An Olympic quality marksman who counts an armoured personnel carrier among his possessions, over the years he has provided officers with free instruction at his private shooting range and bought them bullet-proof vests. Yesterday members of the same police department seized Mr du Pont outside his home and a heavily armed rapid response team took him away, ending a 48-hour siege at his mansion. He is alleged to have killed the wrestler David Schultz, who won a gold medal at the 1984 Los Angeles Olympics, on Friday with two shots to the chest.

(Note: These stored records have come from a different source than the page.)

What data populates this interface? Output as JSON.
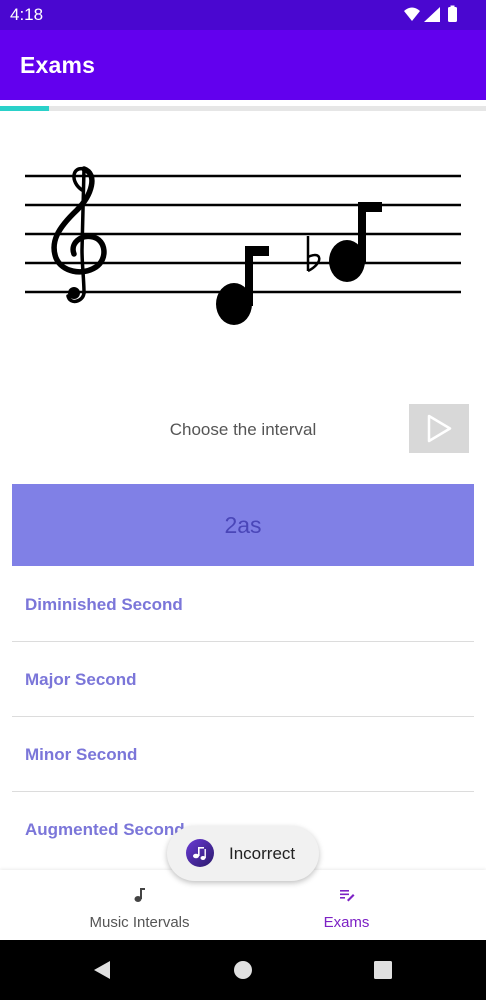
{
  "status_bar": {
    "time": "4:18"
  },
  "app_bar": {
    "title": "Exams"
  },
  "progress": {
    "fraction": 0.1
  },
  "staff": {
    "clef": "treble-clef",
    "accidental": "flat"
  },
  "prompt": {
    "text": "Choose the interval"
  },
  "answer": {
    "text": "2as"
  },
  "options": [
    {
      "label": "Diminished Second"
    },
    {
      "label": "Major Second"
    },
    {
      "label": "Minor Second"
    },
    {
      "label": "Augmented Second"
    }
  ],
  "bottom_nav": {
    "items": [
      {
        "label": "Music Intervals",
        "icon": "music-note-icon"
      },
      {
        "label": "Exams",
        "icon": "exams-list-icon"
      }
    ]
  },
  "toast": {
    "text": "Incorrect",
    "icon": "app-logo-icon"
  },
  "colors": {
    "status_bar": "#4a07d0",
    "app_bar": "#6200ee",
    "progress": "#2ad1c9",
    "answer_bg": "#8080e6",
    "option_text": "#7b76d9",
    "nav_active": "#7d22c5"
  }
}
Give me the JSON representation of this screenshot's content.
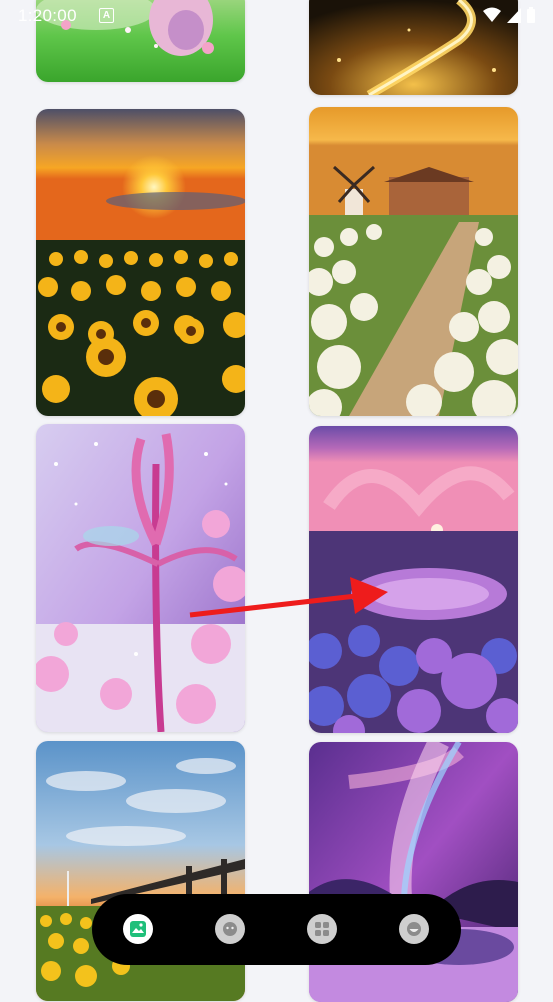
{
  "status_bar": {
    "time": "1:20:00",
    "notification_letter": "A",
    "icons": [
      "wifi-icon",
      "cellular-signal-icon",
      "battery-icon"
    ]
  },
  "gallery": {
    "images": [
      {
        "name": "pink-creature-on-grass-image"
      },
      {
        "name": "golden-glowing-path-image"
      },
      {
        "name": "sunflower-field-sunset-image"
      },
      {
        "name": "windmill-hydrangea-path-image"
      },
      {
        "name": "pink-lily-flower-image"
      },
      {
        "name": "purple-lake-hydrangea-image"
      },
      {
        "name": "sunflower-pier-sky-image"
      },
      {
        "name": "purple-galaxy-vortex-image"
      }
    ]
  },
  "annotation": {
    "arrow_color": "#ee1c1c"
  },
  "nav_bar": {
    "items": [
      {
        "icon": "gallery-icon",
        "active": true
      },
      {
        "icon": "face-icon",
        "active": false
      },
      {
        "icon": "grid-apps-icon",
        "active": false
      },
      {
        "icon": "profile-icon",
        "active": false
      }
    ]
  }
}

Mr Schultz lived with his wife and two children in a house on the grounds of the Du Pont 800-acre Foxcatcher estate. Police sources said Mr du Pont, great-great-grandson of the man who founded the Du Pont chemicals empire and heir to its fortune, was taken to a police station where he was charged with first-degree murder. Television footage showed a gaunt Mr du Pont, wearing a Team Foxcatcher T-shirt of the wrestling team he sponsored, being led to a van.There remained no indication of the motive for the killing.

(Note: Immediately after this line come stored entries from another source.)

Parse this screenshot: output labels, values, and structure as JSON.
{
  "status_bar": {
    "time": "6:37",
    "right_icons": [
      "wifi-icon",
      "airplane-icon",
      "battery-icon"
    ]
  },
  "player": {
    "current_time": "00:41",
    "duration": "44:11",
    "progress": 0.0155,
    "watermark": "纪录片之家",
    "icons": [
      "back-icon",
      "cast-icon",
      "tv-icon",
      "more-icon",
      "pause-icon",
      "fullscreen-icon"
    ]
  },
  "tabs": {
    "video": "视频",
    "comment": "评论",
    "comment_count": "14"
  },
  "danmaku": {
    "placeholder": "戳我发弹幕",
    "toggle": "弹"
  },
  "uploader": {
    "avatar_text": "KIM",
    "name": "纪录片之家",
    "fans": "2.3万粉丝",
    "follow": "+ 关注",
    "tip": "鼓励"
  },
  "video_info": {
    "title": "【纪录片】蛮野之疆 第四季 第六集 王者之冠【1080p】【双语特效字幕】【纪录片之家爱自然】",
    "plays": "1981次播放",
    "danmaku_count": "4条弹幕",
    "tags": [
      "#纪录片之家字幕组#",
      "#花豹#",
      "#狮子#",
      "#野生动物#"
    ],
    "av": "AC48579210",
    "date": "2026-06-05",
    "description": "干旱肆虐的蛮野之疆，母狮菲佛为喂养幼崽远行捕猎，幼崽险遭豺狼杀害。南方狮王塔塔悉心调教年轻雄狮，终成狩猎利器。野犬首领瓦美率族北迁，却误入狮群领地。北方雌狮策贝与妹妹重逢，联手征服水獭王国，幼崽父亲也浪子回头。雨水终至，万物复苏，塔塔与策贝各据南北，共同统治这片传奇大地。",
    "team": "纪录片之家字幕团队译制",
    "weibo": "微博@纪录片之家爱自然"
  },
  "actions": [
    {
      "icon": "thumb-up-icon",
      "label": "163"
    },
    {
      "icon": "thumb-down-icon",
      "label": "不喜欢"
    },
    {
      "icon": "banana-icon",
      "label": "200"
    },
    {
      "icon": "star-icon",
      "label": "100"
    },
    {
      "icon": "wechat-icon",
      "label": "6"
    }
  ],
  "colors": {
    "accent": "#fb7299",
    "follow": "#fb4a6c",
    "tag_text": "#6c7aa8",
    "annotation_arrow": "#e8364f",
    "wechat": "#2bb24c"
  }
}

Mr Schultz, and Mr du Pont met through the millionaire's love of wrestling. Against the advice of friends, Mr Schultz, 36, had been training for this year's Atlanta Olympics at a vast sports facility - called by some athletes "the Funny Farm" - on the Du Pont property.
Nick Gallo, who had known Mr Schultz since 1976, said Mr du Pont had turned paranoid in recent months. "He accused Dave of crawling through the walls and spying on him," Mr Gallo told Newsday newspaper. "He even asked Dave if he was masquerading as his dog. The guy was a lunatic. Everyone knew it but did nothing - because of his generosity." Mr du Pont, 57, has channelled most of his donations into sport but he is also keen on nature, a passion possibly inherited from his mother, who raised Welsh ponies. The Delaware Museum of Natural History which has among its treasures a collection of 2 million sea shells, was built with his money.

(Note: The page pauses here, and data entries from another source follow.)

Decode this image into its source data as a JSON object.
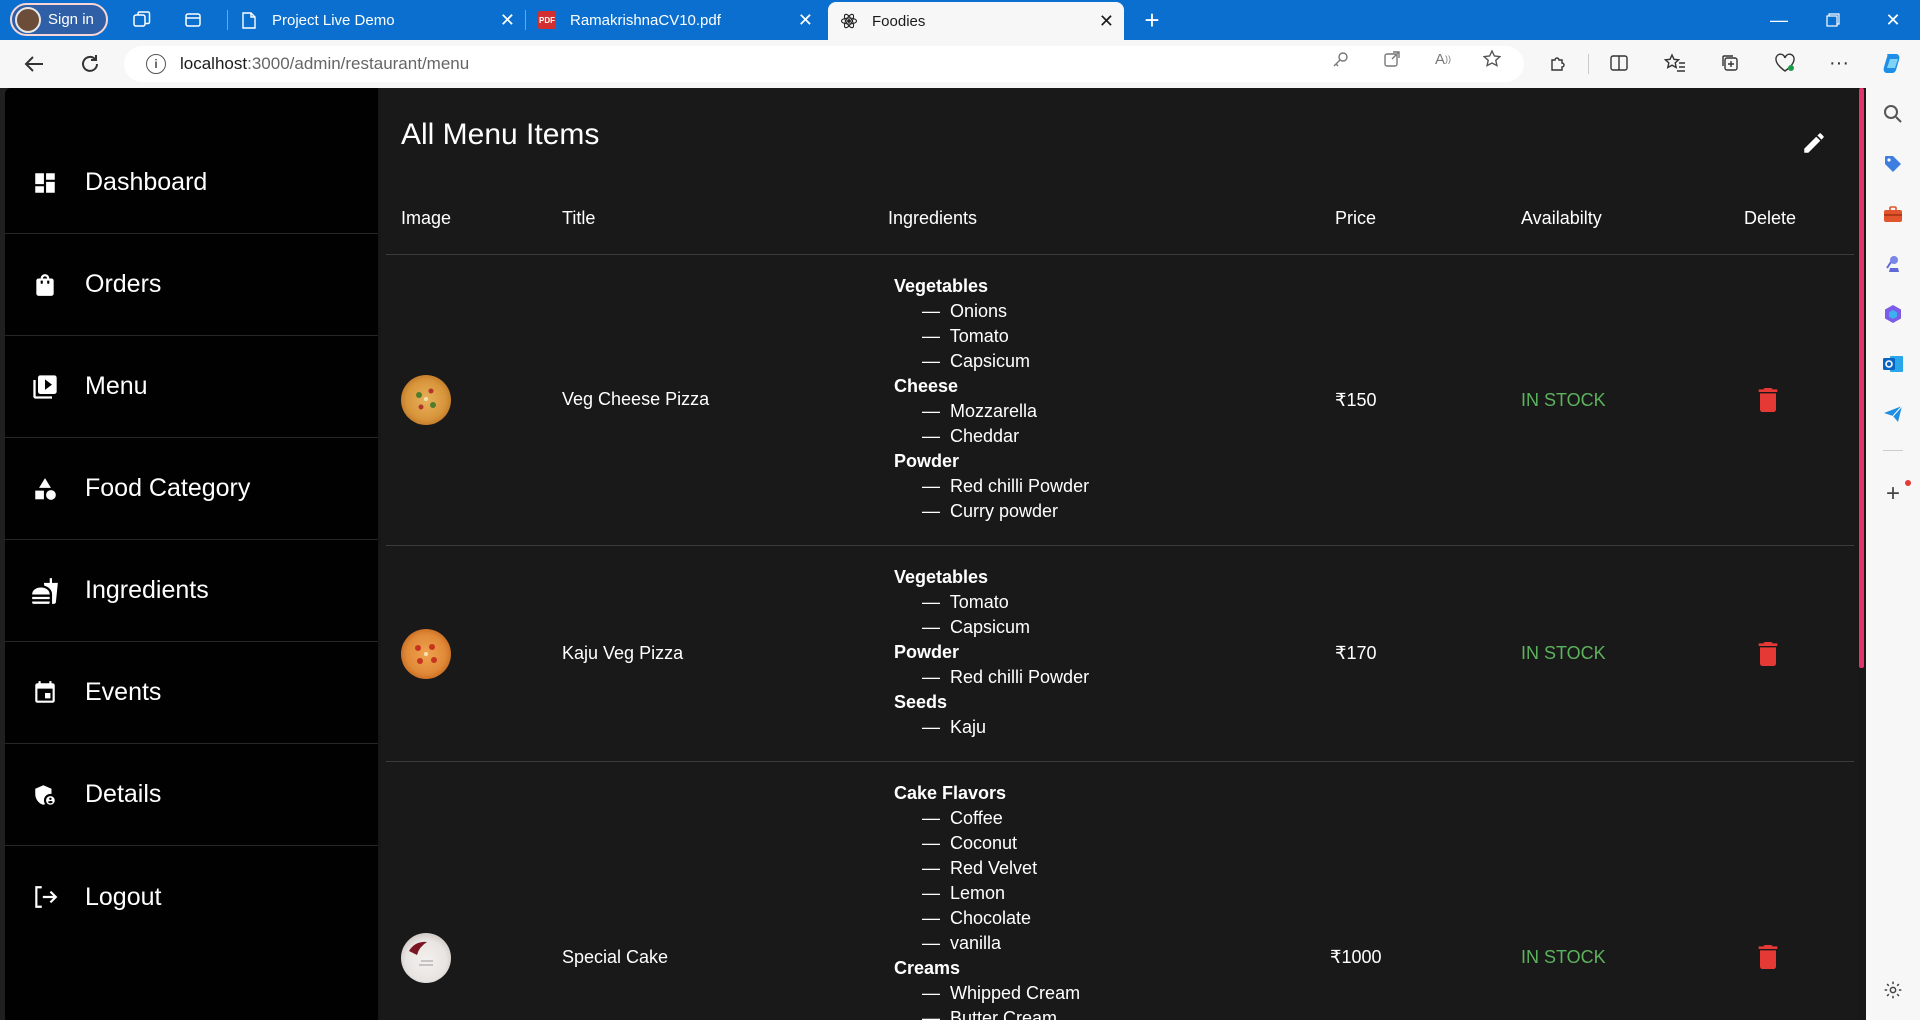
{
  "browser": {
    "signin_label": "Sign in",
    "tabs": [
      {
        "title": "Project Live Demo",
        "icon": "page-icon"
      },
      {
        "title": "RamakrishnaCV10.pdf",
        "icon": "pdf-icon"
      },
      {
        "title": "Foodies",
        "icon": "react-icon",
        "active": true
      }
    ],
    "url_host": "localhost",
    "url_path": ":3000/admin/restaurant/menu"
  },
  "sidebar": {
    "items": [
      {
        "label": "Dashboard",
        "icon": "dashboard-icon"
      },
      {
        "label": "Orders",
        "icon": "shopping-bag-icon"
      },
      {
        "label": "Menu",
        "icon": "menu-book-icon"
      },
      {
        "label": "Food Category",
        "icon": "category-icon"
      },
      {
        "label": "Ingredients",
        "icon": "fastfood-icon"
      },
      {
        "label": "Events",
        "icon": "event-icon"
      },
      {
        "label": "Details",
        "icon": "admin-panel-icon"
      },
      {
        "label": "Logout",
        "icon": "logout-icon"
      }
    ]
  },
  "main": {
    "title": "All Menu Items",
    "columns": [
      "Image",
      "Title",
      "Ingredients",
      "Price",
      "Availabilty",
      "Delete"
    ],
    "rows": [
      {
        "title": "Veg Cheese Pizza",
        "price": "₹150",
        "availability": "IN STOCK",
        "ingredients": [
          {
            "group": "Vegetables",
            "items": [
              "Onions",
              "Tomato",
              "Capsicum"
            ]
          },
          {
            "group": "Cheese",
            "items": [
              "Mozzarella",
              "Cheddar"
            ]
          },
          {
            "group": "Powder",
            "items": [
              "Red chilli Powder",
              "Curry powder"
            ]
          }
        ]
      },
      {
        "title": "Kaju Veg Pizza",
        "price": "₹170",
        "availability": "IN STOCK",
        "ingredients": [
          {
            "group": "Vegetables",
            "items": [
              "Tomato",
              "Capsicum"
            ]
          },
          {
            "group": "Powder",
            "items": [
              "Red chilli Powder"
            ]
          },
          {
            "group": "Seeds",
            "items": [
              "Kaju"
            ]
          }
        ]
      },
      {
        "title": "Special Cake",
        "price": "₹1000",
        "availability": "IN STOCK",
        "ingredients": [
          {
            "group": "Cake Flavors",
            "items": [
              "Coffee",
              "Coconut",
              "Red Velvet",
              "Lemon",
              "Chocolate",
              "vanilla"
            ]
          },
          {
            "group": "Creams",
            "items": [
              "Whipped Cream",
              "Butter Cream"
            ]
          }
        ]
      }
    ]
  },
  "colors": {
    "accent_tabbar": "#0a6fce",
    "in_stock": "#5cb25d",
    "delete": "#e53935"
  }
}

John du Pont is the great-great-grandson of Eleuthere Irenee du Pont, a Frenchman who fled to the US after the Revolution and in 1802 founded a gunpowder business in Delaware. After the First World War, when the du Ponts became known as "the Merchants of Death", the company expanded into chemicals, rubber and synthetic fibres.
Martha du Pont, his sister-in- law, told the Associated Press that she had been alarmed for some time by his growing eccentricity. "It's so hard to help someone today because of the laws," she said. "You used to be able to go into court and get someone committed but now you can't."